Loro ci fanno gli auguri in occasione delle nostre feste religiose, vivendo nella parrocchia vedono che a volte ci sono manifestazioni più solenni.
Anche noi ci sentiamo accolti da questa famiglia. Camminiamo insieme e cerchiamo di non essere invadenti nella loro vita; la decisione finale deve essere sempre loro, noi possiamo spiegare e sollecitare ma senza andare oltre. In alcuni periodi io personalmente ho potuto frequentarli di meno e quando tornavo il bimbo grande mi rimproverava; so di essere la “nonna”, anche se non mi ha mai chiamato così, ma quando parlano in famiglia, il bimbo dice che ha due nonne in Italia (Rosita e Lia) e una che vede ogni tanto per telefono (la vera nonna).
Avere cura di questa famiglia ci ha confermato che è possibile fare qualcosa per gli altri. Non è così scontato. L’accoglienza e la fraternità non devono rimanere solo parole che ci riempiono il cuore.
Quando le ascoltiamo, specie dalla voce del Papa, infatti lui ci esorta a concretizzarle come possiamo, con tutti i nostri limiti, noi ci stiamo provando.
Alfredo: Noi parliamo spesso di integrazione dei migranti. E dover affrontare problemi burocratici (per la residenza, rilascio permesso di soggiorno ecc) ci ha fatto riflettere sulla difficoltà proprio all’inizio della loro integrazione. Se lo straniero fa più volte la stessa domanda all’impiegato del comune o agli operatori di altri sportelli è perché non capisce. Se a volte la burocrazia anche per noi sembra andare contro la logica, pensiamo come può apparire a loro!
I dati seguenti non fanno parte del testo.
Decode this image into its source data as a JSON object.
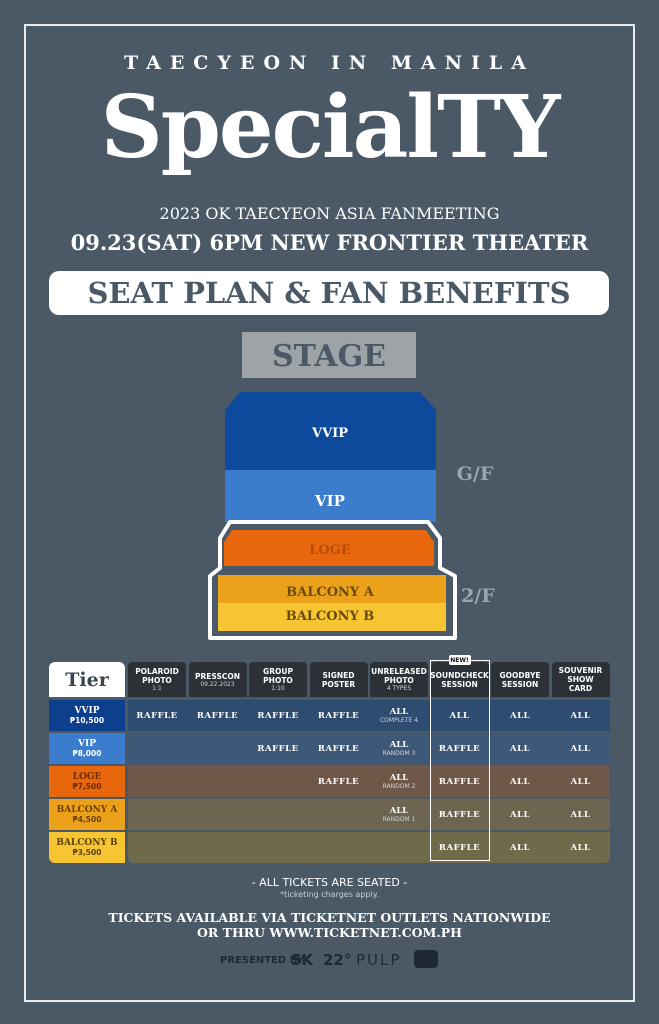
{
  "header": {
    "kicker": "TAECYEON IN MANILA",
    "title": "SpecialTY",
    "subtitle": "2023 OK TAECYEON ASIA FANMEETING",
    "date_venue": "09.23(SAT) 6PM NEW FRONTIER THEATER"
  },
  "banner": "SEAT PLAN & FAN BENEFITS",
  "seat_map": {
    "stage": "STAGE",
    "sections": [
      "VVIP",
      "VIP",
      "LOGE",
      "BALCONY A",
      "BALCONY B"
    ],
    "floors": [
      "G/F",
      "2/F"
    ]
  },
  "table": {
    "tier_header": "Tier",
    "new_badge": "NEW!",
    "columns": [
      {
        "title": "POLAROID PHOTO",
        "sub": "1:1"
      },
      {
        "title": "PRESSCON",
        "sub": "09.22.2023"
      },
      {
        "title": "GROUP PHOTO",
        "sub": "1:10"
      },
      {
        "title": "SIGNED POSTER"
      },
      {
        "title": "UNRELEASED PHOTO",
        "sub": "4 TYPES"
      },
      {
        "title": "SOUNDCHECK SESSION"
      },
      {
        "title": "GOODBYE SESSION"
      },
      {
        "title": "SOUVENIR SHOW CARD"
      }
    ],
    "rows": [
      {
        "tier": "VVIP",
        "price": "₱10,500",
        "cells": [
          "RAFFLE",
          "RAFFLE",
          "RAFFLE",
          "RAFFLE",
          {
            "text": "ALL",
            "sub": "COMPLETE 4"
          },
          "ALL",
          "ALL",
          "ALL"
        ]
      },
      {
        "tier": "VIP",
        "price": "₱8,000",
        "cells": [
          null,
          null,
          "RAFFLE",
          "RAFFLE",
          {
            "text": "ALL",
            "sub": "RANDOM 3"
          },
          "RAFFLE",
          "ALL",
          "ALL"
        ]
      },
      {
        "tier": "LOGE",
        "price": "₱7,500",
        "cells": [
          null,
          null,
          null,
          "RAFFLE",
          {
            "text": "ALL",
            "sub": "RANDOM 2"
          },
          "RAFFLE",
          "ALL",
          "ALL"
        ]
      },
      {
        "tier": "BALCONY A",
        "price": "₱4,500",
        "cells": [
          null,
          null,
          null,
          null,
          {
            "text": "ALL",
            "sub": "RANDOM 1"
          },
          "RAFFLE",
          "ALL",
          "ALL"
        ]
      },
      {
        "tier": "BALCONY B",
        "price": "₱3,500",
        "cells": [
          null,
          null,
          null,
          null,
          null,
          "RAFFLE",
          "ALL",
          "ALL"
        ]
      }
    ]
  },
  "footer": {
    "seated": "- ALL TICKETS ARE SEATED -",
    "charges": "*ticketing charges apply.",
    "availability": [
      "TICKETS AVAILABLE VIA TICKETNET OUTLETS NATIONWIDE",
      "OR THRU WWW.TICKETNET.COM.PH"
    ],
    "presented_by": "PRESENTED BY",
    "sponsors": [
      "5K",
      "22°",
      "PULP"
    ]
  }
}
Purtroppo i problemi più grossi da risolvere sono il lavoro e la casa: oggi è ancora più difficile. Questi problemi difficilmente possiamo risolverli da soli, occorre che la parola “accoglienza”, auspicata dal Santo Padre si concretizzi in una rete di solidarietà tra persone di buona volontà. Prima di tutto attraverso una conversione spirituale, ma anche culturale. Occorre capire che aprirsi non è perdere qualche cosa, ma al contrario è arricchirsi reciprocamente; poi mettere a disposizione i propri talenti e risorse in una condivisione fraterna. Solo così potremo superare quel senso di diffidenza, che ci separa, dato dalla lingua, dalla cultura o dal colore della pelle. Questo è il discorso che ci deve colpire di più quando si parla di fraternità e di cooperativa.
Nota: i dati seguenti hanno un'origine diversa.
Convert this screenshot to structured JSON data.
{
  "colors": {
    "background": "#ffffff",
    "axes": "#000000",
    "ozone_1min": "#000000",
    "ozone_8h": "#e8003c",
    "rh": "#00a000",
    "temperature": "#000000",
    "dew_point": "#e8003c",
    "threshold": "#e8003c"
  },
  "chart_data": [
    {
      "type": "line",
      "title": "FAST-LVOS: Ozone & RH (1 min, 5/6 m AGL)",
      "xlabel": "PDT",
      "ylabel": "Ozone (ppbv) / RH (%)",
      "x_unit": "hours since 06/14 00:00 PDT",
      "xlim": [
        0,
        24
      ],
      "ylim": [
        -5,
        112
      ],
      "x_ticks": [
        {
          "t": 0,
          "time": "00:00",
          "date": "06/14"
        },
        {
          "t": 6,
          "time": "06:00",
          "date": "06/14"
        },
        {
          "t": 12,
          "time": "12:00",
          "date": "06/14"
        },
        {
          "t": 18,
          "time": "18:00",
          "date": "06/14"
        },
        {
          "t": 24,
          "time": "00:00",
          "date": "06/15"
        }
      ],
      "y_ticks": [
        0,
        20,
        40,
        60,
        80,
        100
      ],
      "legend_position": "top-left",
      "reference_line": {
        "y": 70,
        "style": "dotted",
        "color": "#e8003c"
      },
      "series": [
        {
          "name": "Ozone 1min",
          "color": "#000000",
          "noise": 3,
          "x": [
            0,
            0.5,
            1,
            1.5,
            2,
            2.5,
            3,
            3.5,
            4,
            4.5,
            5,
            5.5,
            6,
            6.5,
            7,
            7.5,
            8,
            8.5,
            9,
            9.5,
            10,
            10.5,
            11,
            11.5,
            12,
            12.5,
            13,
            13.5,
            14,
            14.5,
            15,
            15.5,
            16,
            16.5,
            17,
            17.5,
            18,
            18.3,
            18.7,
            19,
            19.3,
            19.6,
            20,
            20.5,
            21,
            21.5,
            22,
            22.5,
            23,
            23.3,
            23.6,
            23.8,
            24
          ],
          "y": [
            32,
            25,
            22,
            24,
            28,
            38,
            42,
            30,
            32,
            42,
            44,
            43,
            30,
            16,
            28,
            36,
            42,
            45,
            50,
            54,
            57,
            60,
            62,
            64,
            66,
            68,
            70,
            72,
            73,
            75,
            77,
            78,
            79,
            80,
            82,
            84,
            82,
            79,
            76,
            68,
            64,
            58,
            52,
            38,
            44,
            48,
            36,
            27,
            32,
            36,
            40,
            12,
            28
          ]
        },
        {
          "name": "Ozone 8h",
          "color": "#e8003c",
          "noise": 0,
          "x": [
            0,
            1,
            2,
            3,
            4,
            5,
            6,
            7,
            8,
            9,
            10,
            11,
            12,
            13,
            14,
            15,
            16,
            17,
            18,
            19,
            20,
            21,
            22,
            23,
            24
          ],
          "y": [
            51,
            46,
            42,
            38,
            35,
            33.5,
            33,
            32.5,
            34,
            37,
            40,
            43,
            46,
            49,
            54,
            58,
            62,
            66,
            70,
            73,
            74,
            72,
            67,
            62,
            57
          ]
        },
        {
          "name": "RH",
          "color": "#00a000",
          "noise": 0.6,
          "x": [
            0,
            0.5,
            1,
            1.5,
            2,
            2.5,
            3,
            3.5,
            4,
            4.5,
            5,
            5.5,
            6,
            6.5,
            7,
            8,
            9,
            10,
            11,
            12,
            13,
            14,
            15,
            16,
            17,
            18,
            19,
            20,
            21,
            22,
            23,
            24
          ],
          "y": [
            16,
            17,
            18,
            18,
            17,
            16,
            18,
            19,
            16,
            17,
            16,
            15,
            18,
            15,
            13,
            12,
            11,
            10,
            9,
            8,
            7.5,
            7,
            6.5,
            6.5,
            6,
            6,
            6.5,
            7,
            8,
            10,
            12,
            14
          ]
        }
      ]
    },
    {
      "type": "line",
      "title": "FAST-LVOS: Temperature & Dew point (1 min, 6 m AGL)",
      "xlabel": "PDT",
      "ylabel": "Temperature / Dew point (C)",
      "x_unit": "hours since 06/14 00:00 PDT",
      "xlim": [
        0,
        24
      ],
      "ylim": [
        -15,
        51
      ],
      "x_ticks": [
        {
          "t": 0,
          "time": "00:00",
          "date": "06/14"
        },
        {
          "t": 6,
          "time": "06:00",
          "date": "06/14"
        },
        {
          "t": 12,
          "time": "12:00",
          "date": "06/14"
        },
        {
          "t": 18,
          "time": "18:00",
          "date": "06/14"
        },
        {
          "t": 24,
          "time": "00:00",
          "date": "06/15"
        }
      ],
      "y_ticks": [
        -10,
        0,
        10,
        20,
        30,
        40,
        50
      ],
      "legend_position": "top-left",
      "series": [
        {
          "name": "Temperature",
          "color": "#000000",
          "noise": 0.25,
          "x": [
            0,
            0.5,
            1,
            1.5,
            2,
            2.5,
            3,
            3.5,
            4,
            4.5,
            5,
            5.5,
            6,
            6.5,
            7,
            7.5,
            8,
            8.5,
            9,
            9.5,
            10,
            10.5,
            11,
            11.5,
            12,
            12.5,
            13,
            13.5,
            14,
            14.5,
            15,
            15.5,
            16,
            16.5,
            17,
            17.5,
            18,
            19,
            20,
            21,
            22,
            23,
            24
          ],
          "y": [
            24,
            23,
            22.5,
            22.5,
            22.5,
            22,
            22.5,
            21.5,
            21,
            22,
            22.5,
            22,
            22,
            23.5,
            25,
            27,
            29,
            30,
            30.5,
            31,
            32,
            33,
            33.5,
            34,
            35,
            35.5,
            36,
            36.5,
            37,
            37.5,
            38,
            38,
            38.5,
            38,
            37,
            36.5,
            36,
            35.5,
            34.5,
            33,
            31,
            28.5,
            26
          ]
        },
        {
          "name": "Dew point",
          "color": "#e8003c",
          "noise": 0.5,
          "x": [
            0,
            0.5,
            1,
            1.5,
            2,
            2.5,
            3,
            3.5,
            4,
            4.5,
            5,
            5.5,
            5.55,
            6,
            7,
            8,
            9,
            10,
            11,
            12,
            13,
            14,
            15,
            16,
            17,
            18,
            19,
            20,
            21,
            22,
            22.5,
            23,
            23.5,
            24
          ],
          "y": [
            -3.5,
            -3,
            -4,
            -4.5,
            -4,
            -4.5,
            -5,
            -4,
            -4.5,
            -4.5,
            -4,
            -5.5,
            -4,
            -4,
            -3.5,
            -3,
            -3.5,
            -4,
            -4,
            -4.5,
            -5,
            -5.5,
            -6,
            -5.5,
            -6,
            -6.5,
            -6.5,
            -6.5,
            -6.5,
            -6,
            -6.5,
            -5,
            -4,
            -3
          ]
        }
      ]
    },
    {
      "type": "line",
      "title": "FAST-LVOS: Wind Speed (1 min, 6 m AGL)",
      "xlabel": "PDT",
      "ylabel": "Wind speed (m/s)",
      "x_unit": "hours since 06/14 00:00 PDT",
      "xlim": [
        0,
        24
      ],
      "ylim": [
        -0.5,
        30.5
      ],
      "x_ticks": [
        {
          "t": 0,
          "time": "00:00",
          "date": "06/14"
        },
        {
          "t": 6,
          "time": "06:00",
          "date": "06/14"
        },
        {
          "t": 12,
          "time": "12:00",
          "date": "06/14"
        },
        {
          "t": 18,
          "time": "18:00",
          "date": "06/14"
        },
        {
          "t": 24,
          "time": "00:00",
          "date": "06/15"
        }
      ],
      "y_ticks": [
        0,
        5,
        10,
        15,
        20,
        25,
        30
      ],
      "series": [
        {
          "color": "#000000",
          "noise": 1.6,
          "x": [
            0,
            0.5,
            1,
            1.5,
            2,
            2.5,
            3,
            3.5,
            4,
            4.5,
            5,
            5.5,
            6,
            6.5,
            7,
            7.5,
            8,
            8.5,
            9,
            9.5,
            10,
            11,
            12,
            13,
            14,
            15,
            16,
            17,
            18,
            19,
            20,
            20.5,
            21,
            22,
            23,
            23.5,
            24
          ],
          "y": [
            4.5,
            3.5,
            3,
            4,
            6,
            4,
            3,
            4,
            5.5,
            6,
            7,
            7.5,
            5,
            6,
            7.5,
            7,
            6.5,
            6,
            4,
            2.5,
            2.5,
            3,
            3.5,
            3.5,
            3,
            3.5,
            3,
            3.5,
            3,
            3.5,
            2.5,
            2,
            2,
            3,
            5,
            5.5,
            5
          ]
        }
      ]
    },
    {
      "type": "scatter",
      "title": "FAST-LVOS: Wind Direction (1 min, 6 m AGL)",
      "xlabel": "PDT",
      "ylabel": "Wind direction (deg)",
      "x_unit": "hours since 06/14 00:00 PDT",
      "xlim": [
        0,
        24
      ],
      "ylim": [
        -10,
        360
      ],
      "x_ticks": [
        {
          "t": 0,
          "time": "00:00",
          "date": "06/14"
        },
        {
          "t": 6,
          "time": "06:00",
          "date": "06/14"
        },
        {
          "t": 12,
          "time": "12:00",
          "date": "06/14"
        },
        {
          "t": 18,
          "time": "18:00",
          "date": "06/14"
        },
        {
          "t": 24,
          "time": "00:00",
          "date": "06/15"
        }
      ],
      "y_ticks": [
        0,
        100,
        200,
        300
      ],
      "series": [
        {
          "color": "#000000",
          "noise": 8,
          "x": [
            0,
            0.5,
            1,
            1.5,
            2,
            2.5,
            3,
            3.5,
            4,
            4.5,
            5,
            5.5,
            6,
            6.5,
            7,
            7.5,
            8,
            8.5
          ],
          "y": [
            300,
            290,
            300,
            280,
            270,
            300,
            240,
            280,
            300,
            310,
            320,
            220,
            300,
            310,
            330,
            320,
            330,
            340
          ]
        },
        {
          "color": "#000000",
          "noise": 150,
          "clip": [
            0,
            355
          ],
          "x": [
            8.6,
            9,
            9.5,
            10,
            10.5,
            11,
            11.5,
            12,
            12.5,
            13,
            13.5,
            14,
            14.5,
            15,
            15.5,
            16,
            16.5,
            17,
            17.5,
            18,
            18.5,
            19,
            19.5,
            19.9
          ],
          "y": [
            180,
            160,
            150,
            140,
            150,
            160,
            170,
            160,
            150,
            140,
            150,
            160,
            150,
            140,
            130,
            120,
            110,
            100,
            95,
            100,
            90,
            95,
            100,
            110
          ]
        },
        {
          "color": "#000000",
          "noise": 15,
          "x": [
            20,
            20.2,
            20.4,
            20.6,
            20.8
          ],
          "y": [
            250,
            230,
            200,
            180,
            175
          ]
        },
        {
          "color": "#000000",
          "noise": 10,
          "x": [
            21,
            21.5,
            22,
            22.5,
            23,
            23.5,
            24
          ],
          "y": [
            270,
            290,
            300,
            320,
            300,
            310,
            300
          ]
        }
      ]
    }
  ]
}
Proviamo a pensare alla famiglia di Nazaret, alla ricerca di un tetto sotto il quale far nascere il proprio Bambino, o alla fuga in Egitto per sfuggire alla persecuzione. Noi con questa famiglia un pochino abbiamo vissuto queste cose. Sembra una storia lontana nel tempo, quella del Bambino di Nazaret, ma è tremendamente attuale.
Noi abbiamo avuto una difficoltà a capire quale è stata la storia di questa famiglia, perché facevano fatica a aprirsi, a parlare. Poi abbiamo capito che effettivamente hanno alle spalle una storia dolorosa di fuga precipitosa per salvare tutta la famiglia.
Lucia: Obbedire vuole dire ascoltare. Obbedienza e accoglienza sono strettamente congiunte, perché non si può accogliere se non si è attenti alle esigenze dell’altro. Il Papa nella “Patris Corde” unisce all’accoglienza la fortezza, una virtù che solo Dio ci può donare, Lui che “sa fare germogliare fiori tra le roccie”. Con questo auspicio di speranza noi ci salutiamo, ringraziando la Cooperativa sociale Frate Jacopa e tutta la Zona pastorale Fossolo, che è il territorio dove questi fermenti possono crescere e maturare.